= Slider (cricket) =

In cricket, a slider is a type of delivery bowled by a wrist spin bowler. While a topspinner is released with the thumb facing the batter, a slider is bowled in a similar manner to a legbreak, but instead of imparting sidespin with the third finger, the bowler allows his fingers to roll down the back of the ball, providing a mixture of sidespin and backspin. Whereas a topspinner tends to dip more quickly and bounce higher than a normal delivery, a slider does the opposite: it carries to a fuller length and bounces less than the batter might expect. The sliders will typically head towards the batter with a scrambled seam (with the ball not spinning in the direction of the seam, so the seam direction is not constant, unlike in conventional spin bowling). This has less effect on the flight and bounce but absence of leg spin may deceive the batter. Frequently the slider is bowled with a mixture of side spin and backspin. This has the effect of making the ball harder to differentiate from the leg break for the batters without reducing the mechanical effects caused by the backspin. This delivery may skid straight on or it may turn a small amount.

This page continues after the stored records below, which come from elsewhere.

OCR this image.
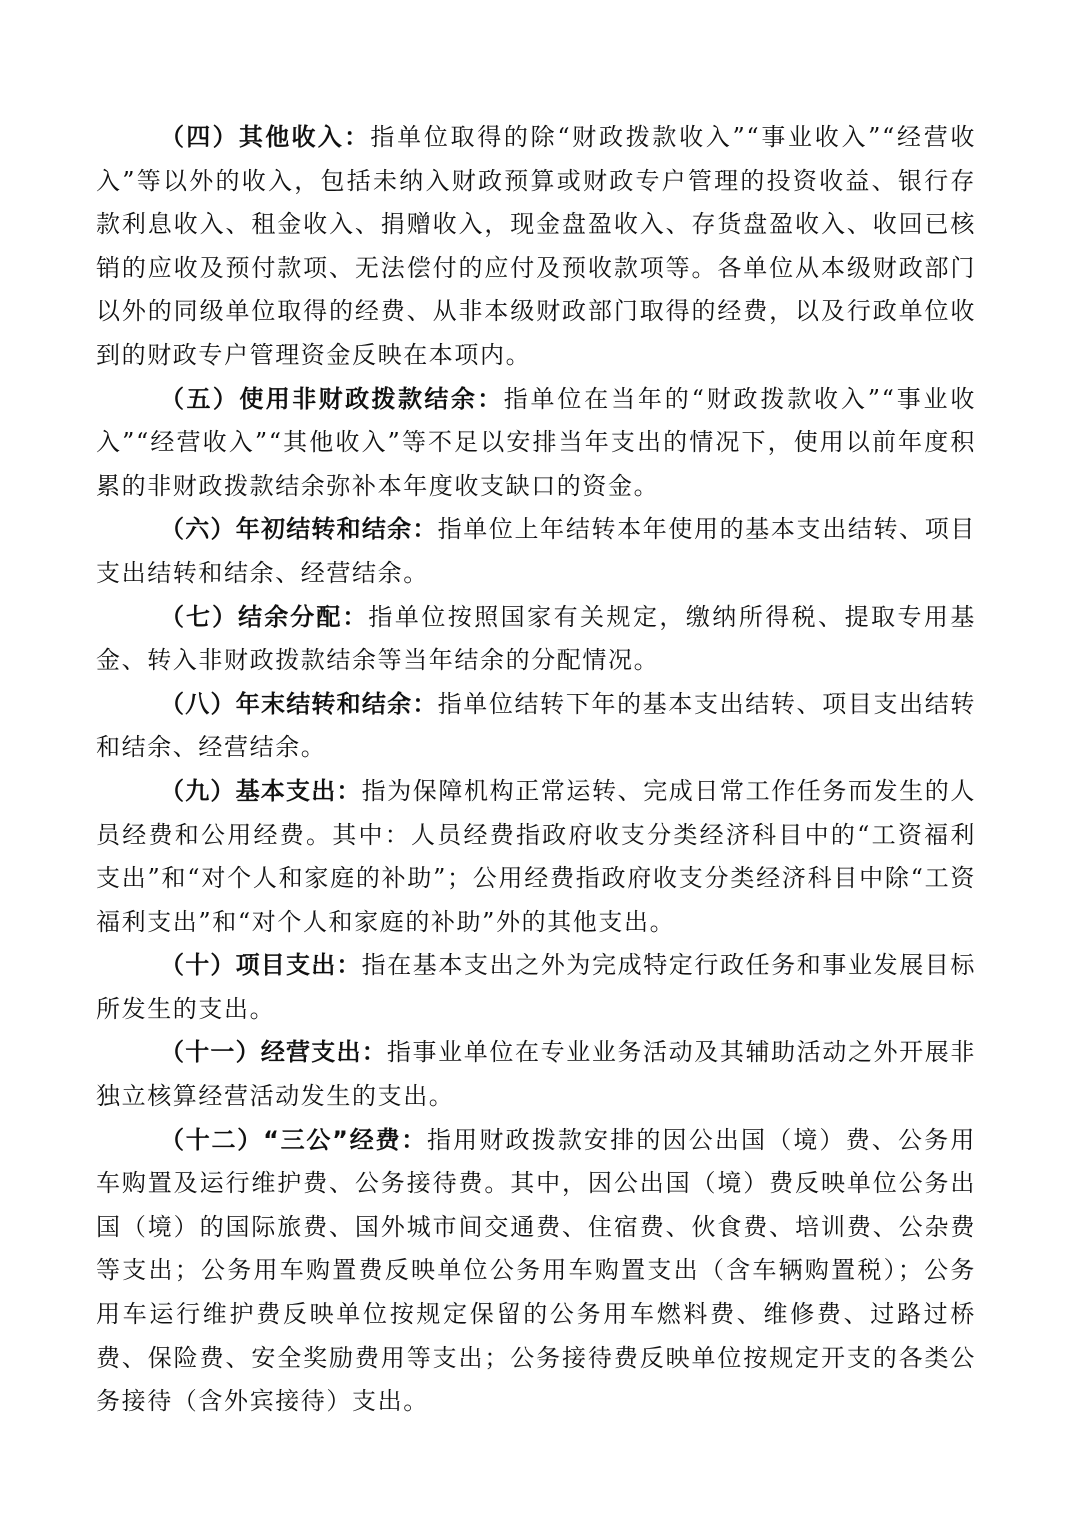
（四）其他收入：指单位取得的除“财政拨款收入”“事业收入”“经营收入”等以外的收入，包括未纳入财政预算或财政专户管理的投资收益、银行存款利息收入、租金收入、捐赠收入，现金盘盈收入、存货盘盈收入、收回已核销的应收及预付款项、无法偿付的应付及预收款项等。各单位从本级财政部门以外的同级单位取得的经费、从非本级财政部门取得的经费，以及行政单位收到的财政专户管理资金反映在本项内。

（五）使用非财政拨款结余：指单位在当年的“财政拨款收入”“事业收入”“经营收入”“其他收入”等不足以安排当年支出的情况下，使用以前年度积累的非财政拨款结余弥补本年度收支缺口的资金。

（六）年初结转和结余：指单位上年结转本年使用的基本支出结转、项目支出结转和结余、经营结余。

（七）结余分配：指单位按照国家有关规定，缴纳所得税、提取专用基金、转入非财政拨款结余等当年结余的分配情况。

（八）年末结转和结余：指单位结转下年的基本支出结转、项目支出结转和结余、经营结余。

（九）基本支出：指为保障机构正常运转、完成日常工作任务而发生的人员经费和公用经费。其中：人员经费指政府收支分类经济科目中的“工资福利支出”和“对个人和家庭的补助”；公用经费指政府收支分类经济科目中除“工资福利支出”和“对个人和家庭的补助”外的其他支出。

（十）项目支出：指在基本支出之外为完成特定行政任务和事业发展目标所发生的支出。

（十一）经营支出：指事业单位在专业业务活动及其辅助活动之外开展非独立核算经营活动发生的支出。

（十二）“三公”经费：指用财政拨款安排的因公出国（境）费、公务用车购置及运行维护费、公务接待费。其中，因公出国（境）费反映单位公务出国（境）的国际旅费、国外城市间交通费、住宿费、伙食费、培训费、公杂费等支出；公务用车购置费反映单位公务用车购置支出（含车辆购置税）；公务用车运行维护费反映单位按规定保留的公务用车燃料费、维修费、过路过桥费、保险费、安全奖励费用等支出；公务接待费反映单位按规定开支的各类公务接待（含外宾接待）支出。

It is claimed that Shane Warne invented this type of delivery. However, this is inaccurate. The Australian spinner Peter Philpott used the technique in the 1960s, calling it simply an orthodox backspinner, while Australian all-rounder and captain Richie Benaud used what he called his 'sliding topspinner' which appears again to have been similar. Since he was taught the technique by Doug Ring, it may be more accurate to suggest that Ring is the originator. Either that, or the ball is one of those deliveries with no easily identifiable point of origin. However Shane Warne's use of the delivery in the 2005 Ashes brought the variation once more into the public consciousness. His dismissal of Ian Bell lbw with the delivery was a classic piece of spin bowling; Bell played for the turn of a normal leg break, but the delivery skidded straight into his front pad without turning.

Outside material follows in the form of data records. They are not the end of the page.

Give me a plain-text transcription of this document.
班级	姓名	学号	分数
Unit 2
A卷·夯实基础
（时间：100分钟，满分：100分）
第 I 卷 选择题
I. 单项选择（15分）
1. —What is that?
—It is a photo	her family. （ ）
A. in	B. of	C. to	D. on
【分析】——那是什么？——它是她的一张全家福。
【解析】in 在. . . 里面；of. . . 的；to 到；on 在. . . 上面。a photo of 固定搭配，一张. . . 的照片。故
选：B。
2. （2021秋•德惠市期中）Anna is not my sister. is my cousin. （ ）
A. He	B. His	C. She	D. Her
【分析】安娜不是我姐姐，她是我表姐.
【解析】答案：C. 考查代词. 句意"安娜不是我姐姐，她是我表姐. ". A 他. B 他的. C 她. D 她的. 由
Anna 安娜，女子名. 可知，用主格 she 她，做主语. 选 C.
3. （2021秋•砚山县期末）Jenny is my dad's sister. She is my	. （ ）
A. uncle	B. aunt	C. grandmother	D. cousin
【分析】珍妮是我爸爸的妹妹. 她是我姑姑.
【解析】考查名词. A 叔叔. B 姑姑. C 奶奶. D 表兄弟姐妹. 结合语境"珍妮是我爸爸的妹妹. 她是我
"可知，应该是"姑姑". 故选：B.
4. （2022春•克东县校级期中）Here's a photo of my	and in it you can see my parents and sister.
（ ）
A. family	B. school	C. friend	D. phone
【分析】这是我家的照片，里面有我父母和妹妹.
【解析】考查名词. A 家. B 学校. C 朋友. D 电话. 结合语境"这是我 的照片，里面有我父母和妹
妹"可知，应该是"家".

Although there is often a good deal of confusion on the subject, the slider is thought to be more or less an identical delivery to the "zooter".

Finger spin bowlers, like Ravindra Jadeja, commonly bowl an exactly equivalent ball, which comes out of the front of the hand with backspin present. However the name slider has not passed over into common parlance for its offspin cousin, and the terms arm ball, backspinner or, more recently, teesra are used instead.